Some were fighting and others plundering.
The tender stalks of the flowers in the beds broke under the soldiers' heavy tread. There were pools of blood on the floor of the chapel. The wood of the sacred pillars was chopped for bonfires, the purple of the sacred curtains was torn to make leg wrappings; the gold was scraped off the walls with fingernails. An old woman from the Jewish settlement, seeing that a precious casket had been screwed into the floor and could not be carried away, bit at it so hard that she secured a pearl with her teeth.
Naaman, the prophet, also from the Jews' Settlement, was stamping on a gilded wooden disc of Aton—a gold one would not have been given even to a prophet—dancing and shouting.
"God of vengeance, Lord God of vengeance, show Thyself! Arise, judge of the earth, and judge the proud!"
Cellars were broken into. They were so flooded with wine that people went down on their hands and knees and lapped it up. People drank themselves to death. Two drunken men had a fight and falling to the bottom of the cellar were drowned in the wine.
The screams of women and the blood of murdered children formed a ghastly tribute to their respective gods—Aton, Amon or Jahve.
The Sun's garden, God's paradise, was turned into hell.
A handful of Achaeans and Trojans, who had not been massacred in the pond, retreated towards the palace that stood in the narrow part between the pond and the north wall of the garden. The palace was defended by Mahu's war-chariots, the black archers, Lycian slingers and Hittite Amazons.

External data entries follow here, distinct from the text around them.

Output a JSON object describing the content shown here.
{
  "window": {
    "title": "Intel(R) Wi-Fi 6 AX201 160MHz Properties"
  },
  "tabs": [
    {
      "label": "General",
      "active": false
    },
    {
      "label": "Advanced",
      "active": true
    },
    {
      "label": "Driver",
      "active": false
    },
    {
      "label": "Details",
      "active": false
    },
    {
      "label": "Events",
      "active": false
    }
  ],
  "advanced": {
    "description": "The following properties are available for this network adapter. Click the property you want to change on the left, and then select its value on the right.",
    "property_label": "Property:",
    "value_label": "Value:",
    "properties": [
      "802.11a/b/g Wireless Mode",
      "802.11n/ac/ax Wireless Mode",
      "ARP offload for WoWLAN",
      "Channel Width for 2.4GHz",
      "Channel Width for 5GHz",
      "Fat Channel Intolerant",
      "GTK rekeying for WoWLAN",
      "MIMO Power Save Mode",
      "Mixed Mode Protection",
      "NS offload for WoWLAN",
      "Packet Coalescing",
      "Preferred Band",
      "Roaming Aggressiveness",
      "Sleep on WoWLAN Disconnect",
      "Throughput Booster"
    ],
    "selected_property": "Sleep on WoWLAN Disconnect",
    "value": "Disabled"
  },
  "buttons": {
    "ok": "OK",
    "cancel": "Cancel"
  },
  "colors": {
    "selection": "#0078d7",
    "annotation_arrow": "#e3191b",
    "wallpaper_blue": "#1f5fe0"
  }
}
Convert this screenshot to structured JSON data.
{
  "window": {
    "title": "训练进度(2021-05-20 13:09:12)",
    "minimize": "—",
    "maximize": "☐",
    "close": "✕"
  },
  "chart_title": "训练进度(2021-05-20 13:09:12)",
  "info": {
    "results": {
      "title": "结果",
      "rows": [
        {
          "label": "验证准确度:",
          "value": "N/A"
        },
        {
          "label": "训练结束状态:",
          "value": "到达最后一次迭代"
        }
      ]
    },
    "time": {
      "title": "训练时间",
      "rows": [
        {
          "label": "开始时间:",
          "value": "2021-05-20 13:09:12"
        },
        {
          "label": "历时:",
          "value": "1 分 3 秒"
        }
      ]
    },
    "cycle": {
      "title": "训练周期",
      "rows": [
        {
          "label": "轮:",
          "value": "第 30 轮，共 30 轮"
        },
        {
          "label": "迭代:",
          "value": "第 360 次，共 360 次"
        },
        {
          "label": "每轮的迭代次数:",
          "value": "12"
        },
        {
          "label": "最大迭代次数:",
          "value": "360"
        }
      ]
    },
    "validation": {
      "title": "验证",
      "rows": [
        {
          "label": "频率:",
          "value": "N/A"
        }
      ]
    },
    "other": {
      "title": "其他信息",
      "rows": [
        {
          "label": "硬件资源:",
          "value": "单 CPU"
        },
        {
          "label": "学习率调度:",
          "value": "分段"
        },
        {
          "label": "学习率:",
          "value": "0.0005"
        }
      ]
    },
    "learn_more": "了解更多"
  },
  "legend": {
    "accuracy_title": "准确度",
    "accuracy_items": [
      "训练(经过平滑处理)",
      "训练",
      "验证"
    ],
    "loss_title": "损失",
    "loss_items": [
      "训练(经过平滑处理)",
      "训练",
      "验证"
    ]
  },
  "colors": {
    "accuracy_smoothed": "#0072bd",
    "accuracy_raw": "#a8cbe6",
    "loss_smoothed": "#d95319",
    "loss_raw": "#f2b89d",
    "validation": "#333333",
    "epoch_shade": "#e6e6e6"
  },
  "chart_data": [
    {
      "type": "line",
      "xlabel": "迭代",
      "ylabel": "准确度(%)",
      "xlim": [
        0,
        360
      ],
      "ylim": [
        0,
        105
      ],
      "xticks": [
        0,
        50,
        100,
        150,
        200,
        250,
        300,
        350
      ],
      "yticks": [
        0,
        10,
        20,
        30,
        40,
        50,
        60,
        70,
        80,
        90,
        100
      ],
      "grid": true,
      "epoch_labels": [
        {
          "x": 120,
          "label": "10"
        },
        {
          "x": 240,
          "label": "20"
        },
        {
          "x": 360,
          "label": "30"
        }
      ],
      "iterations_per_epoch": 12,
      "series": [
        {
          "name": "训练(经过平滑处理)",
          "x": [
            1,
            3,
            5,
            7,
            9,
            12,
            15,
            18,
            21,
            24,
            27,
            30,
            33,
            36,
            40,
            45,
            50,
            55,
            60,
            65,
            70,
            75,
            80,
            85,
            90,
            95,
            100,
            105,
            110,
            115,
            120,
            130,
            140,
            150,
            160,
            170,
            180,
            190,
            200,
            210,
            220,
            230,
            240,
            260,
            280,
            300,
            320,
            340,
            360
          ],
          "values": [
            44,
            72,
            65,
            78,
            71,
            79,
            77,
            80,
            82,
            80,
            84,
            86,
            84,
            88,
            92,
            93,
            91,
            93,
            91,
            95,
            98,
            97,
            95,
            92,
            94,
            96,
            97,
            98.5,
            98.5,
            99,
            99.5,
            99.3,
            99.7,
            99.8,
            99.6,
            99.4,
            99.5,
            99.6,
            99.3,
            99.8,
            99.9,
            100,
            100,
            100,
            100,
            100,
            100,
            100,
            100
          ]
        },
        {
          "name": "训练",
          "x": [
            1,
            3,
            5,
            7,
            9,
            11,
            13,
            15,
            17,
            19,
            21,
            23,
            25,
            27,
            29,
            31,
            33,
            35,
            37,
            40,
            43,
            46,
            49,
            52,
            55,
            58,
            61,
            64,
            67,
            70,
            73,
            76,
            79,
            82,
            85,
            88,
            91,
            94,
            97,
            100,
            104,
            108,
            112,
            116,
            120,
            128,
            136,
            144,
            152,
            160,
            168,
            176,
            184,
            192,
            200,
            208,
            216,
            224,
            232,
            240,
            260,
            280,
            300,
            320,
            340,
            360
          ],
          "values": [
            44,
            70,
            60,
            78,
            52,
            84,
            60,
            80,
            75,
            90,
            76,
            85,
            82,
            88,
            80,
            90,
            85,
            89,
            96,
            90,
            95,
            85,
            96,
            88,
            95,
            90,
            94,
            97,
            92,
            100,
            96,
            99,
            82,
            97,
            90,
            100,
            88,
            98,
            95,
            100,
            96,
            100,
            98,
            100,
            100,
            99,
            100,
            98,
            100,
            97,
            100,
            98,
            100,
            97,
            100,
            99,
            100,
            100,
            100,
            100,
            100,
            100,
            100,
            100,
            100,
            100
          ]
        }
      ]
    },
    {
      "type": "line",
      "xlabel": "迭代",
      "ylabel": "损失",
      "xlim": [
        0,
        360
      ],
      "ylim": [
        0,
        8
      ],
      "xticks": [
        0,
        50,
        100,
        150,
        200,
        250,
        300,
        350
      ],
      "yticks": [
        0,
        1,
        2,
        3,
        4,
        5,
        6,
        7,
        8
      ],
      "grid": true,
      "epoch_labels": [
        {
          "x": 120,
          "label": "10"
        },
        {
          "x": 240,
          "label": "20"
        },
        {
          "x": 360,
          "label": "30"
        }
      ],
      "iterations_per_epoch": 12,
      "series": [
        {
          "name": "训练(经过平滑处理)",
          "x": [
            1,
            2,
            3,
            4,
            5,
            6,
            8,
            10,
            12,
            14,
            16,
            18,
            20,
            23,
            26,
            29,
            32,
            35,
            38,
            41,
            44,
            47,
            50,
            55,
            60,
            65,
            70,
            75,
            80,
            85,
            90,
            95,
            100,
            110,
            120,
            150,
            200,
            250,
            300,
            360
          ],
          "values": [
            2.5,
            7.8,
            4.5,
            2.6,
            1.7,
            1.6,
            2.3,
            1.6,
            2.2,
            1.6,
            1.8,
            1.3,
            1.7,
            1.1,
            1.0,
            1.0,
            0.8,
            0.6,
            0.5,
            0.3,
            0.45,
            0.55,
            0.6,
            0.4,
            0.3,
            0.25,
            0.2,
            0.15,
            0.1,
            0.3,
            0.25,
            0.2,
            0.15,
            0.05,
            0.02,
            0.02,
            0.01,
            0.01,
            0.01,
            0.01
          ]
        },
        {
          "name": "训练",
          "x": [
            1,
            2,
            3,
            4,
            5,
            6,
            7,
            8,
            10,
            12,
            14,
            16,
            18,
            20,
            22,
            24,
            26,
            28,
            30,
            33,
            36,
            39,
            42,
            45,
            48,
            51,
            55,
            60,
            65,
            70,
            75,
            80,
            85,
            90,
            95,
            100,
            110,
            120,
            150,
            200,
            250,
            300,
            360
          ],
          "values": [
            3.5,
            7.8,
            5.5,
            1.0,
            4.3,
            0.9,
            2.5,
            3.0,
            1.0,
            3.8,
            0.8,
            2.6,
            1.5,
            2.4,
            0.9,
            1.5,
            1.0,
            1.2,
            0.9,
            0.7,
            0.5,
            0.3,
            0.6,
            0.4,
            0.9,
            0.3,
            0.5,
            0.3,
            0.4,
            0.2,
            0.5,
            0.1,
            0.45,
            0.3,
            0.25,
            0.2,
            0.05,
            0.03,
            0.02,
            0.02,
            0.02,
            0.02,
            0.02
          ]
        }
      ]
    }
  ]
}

Hearing that the king was in the palace, Tuta's soldiers attacked it: they wanted to take the king, dead or alive, so as to end the war.
At the same time Tutankhaton's main forces were approaching from the south and Ramose's troops from the north. The great battle that was to decide the destinies of Egypt began under the very walls of Maru Aton. It looked phantom-like in the darkness of the night, the white moonlight and the red glow of the conflagration. The blast of the trumpets, the beat of the drums, the neighing of horses, the rumble of chariots, the clashing of swords, the whistling of arrows, the moans of the dying and the cries of the victors were all mingled in one seething hell. And the centre of it, the fixed axis in the whirling hurricane of the war, was the quiet palace tower.